Of course, none of these videos came close to enjoying the impact of “Chocolate Rain.” If you were online in 2007, it seems almost impossible that you would have missed it — the cherubic young man named Tay Monday, stands in front of a mic and intoning an eccentric samba song in an incongruous baritone, moving away from the mic to breathe in.
Thursday is World Chocolate Day, which seems as good a reason as any to return to the video (Zonday later said the lyrics were coded references to racism, but that’s no matter). The fact remains that “Chocolate Rain” is a mile marker on the irony-strewn highway of popular internet history. Yes, Web virality predated YouTube by a few years — remember Ebaums World? — but “Chocolate Rain” was one of the first videos to really demonstrate the website’s potential as a platform for content to be consumed by the masses. Today, the video has accrued more than 109 million views.

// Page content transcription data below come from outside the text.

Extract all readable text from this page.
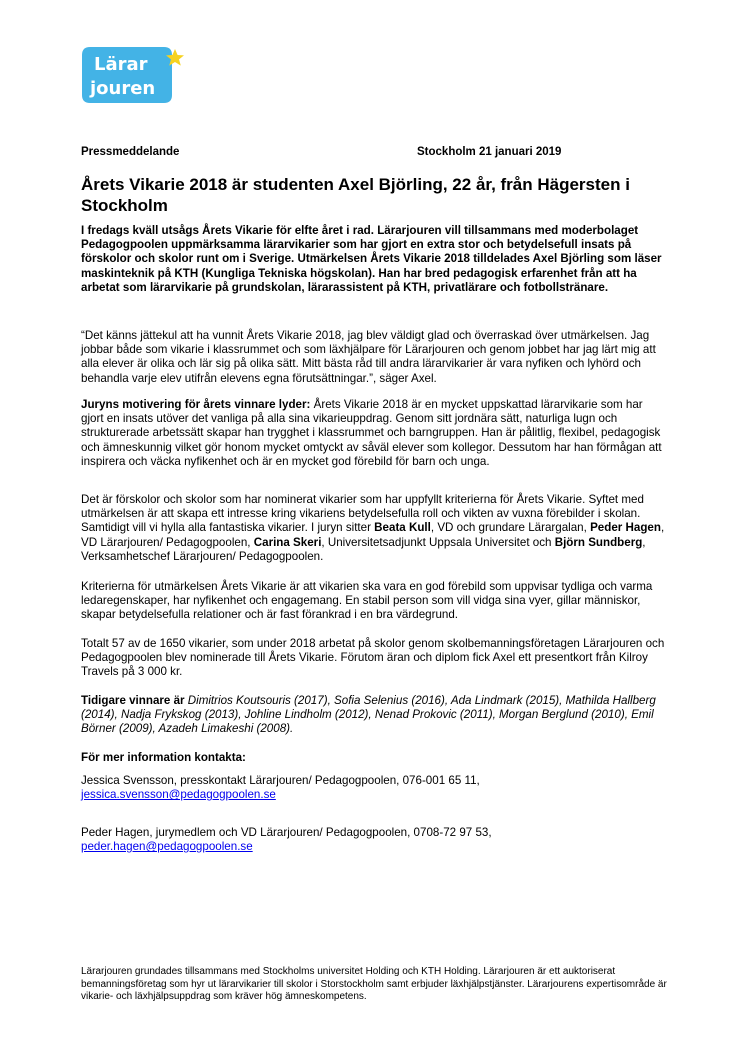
Lärar
jouren
Pressmeddelande	Stockholm 21 januari 2019
Årets Vikarie 2018 är studenten Axel Björling, 22 år, från Hägersten i Stockholm

I fredags kväll utsågs Årets Vikarie för elfte året i rad. Lärarjouren vill tillsammans med moderbolaget Pedagogpoolen uppmärksamma lärarvikarier som har gjort en extra stor och betydelsefull insats på förskolor och skolor runt om i Sverige. Utmärkelsen Årets Vikarie 2018 tilldelades Axel Björling som läser maskinteknik på KTH (Kungliga Tekniska högskolan). Han har bred pedagogisk erfarenhet från att ha arbetat som lärarvikarie på grundskolan, lärarassistent på KTH, privatlärare och fotbollstränare.

“Det känns jättekul att ha vunnit Årets Vikarie 2018, jag blev väldigt glad och överraskad över utmärkelsen. Jag jobbar både som vikarie i klassrummet och som läxhjälpare för Lärarjouren och genom jobbet har jag lärt mig att alla elever är olika och lär sig på olika sätt. Mitt bästa råd till andra lärarvikarier är vara nyfiken och lyhörd och behandla varje elev utifrån elevens egna förutsättningar.”, säger Axel.

Juryns motivering för årets vinnare lyder: Årets Vikarie 2018 är en mycket uppskattad lärarvikarie som har gjort en insats utöver det vanliga på alla sina vikarieuppdrag. Genom sitt jordnära sätt, naturliga lugn och strukturerade arbetssätt skapar han trygghet i klassrummet och barngruppen. Han är pålitlig, flexibel, pedagogisk och ämneskunnig vilket gör honom mycket omtyckt av såväl elever som kollegor. Dessutom har han förmågan att inspirera och väcka nyfikenhet och är en mycket god förebild för barn och unga.

Det är förskolor och skolor som har nominerat vikarier som har uppfyllt kriterierna för Årets Vikarie. Syftet med utmärkelsen är att skapa ett intresse kring vikariens betydelsefulla roll och vikten av vuxna förebilder i skolan. Samtidigt vill vi hylla alla fantastiska vikarier. I juryn sitter Beata Kull, VD och grundare Lärargalan, Peder Hagen, VD Lärarjouren/ Pedagogpoolen, Carina Skeri, Universitetsadjunkt Uppsala Universitet och Björn Sundberg, Verksamhetschef Lärarjouren/ Pedagogpoolen.

Kriterierna för utmärkelsen Årets Vikarie är att vikarien ska vara en god förebild som uppvisar tydliga och varma ledaregenskaper, har nyfikenhet och engagemang. En stabil person som vill vidga sina vyer, gillar människor, skapar betydelsefulla relationer och är fast förankrad i en bra värdegrund.

Totalt 57 av de 1650 vikarier, som under 2018 arbetat på skolor genom skolbemanningsföretagen Lärarjouren och Pedagogpoolen blev nominerade till Årets Vikarie. Förutom äran och diplom fick Axel ett presentkort från Kilroy Travels på 3 000 kr.

Tidigare vinnare är Dimitrios Koutsouris (2017), Sofia Selenius (2016), Ada Lindmark (2015), Mathilda Hallberg (2014), Nadja Frykskog (2013), Johline Lindholm (2012), Nenad Prokovic (2011), Morgan Berglund (2010), Emil Börner (2009), Azadeh Limakeshi (2008).

För mer information kontakta:

Jessica Svensson, presskontakt Lärarjouren/ Pedagogpoolen, 076-001 65 11,
jessica.svensson@pedagogpoolen.se
Peder Hagen, jurymedlem och VD Lärarjouren/ Pedagogpoolen, 0708-72 97 53,
peder.hagen@pedagogpoolen.se

Lärarjouren grundades tillsammans med Stockholms universitet Holding och KTH Holding. Lärarjouren är ett auktoriserat bemanningsföretag som hyr ut lärarvikarier till skolor i Storstockholm samt erbjuder läxhjälpstjänster. Lärarjourens expertisområde är vikarie- och läxhjälpsuppdrag som kräver hög ämneskompetens.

It was not Zonday’s first. In early 2007, he was 24 years old but could have passed for a decade younger, and going by his birth name (Adam Bahner) while pursuing a doctorate in American Studies at the University of Minnesota (incidentally, the department is known for its expertise in studies of pop culture).
In February, he posted to YouTube a video of himself performing an original piano composition called “Canon in Z,” but he later told City Pages, a Minneapolis alt weekly, that he’d been working on what would become his opus for at least ten years before that. He uploaded that video to YouTube (“‘Chocolate Rain’ Original Video by Tay Zonday’) two months later, on April 22.
The rest, as they say, is history. Zonday was invited to perform “Chocolate Rain” on Jimmy Kimmel Live. The Dave Matthews Band covered it.
“I’m not really freaked out,” Zonday told MTV in 2007. “Why would you get freaked out? I don’t dwell on the psychology of people who watch the videos.”
Like the lion’s share of viral sensations, Zonday faded from the spotlight nearly as soon as he entered it. But the internet is forever. YouTube is littered with thousands of parodies of “Chocolate Rain.”
Today, Zonday is 33, still happily and quietly doing his thing online. He does have 307,000 followers on Twitter, where he dispenses little nuggets of unironic wisdom like “make great memories for others to get great memories for yourself” and “reach for any moon that gives you hope.” He’s still making music, and posting videos of himself making that music to YouTube. His still looks younger than he is; his voice is still uncharacteristically, endearingly sonorous. He is not bad.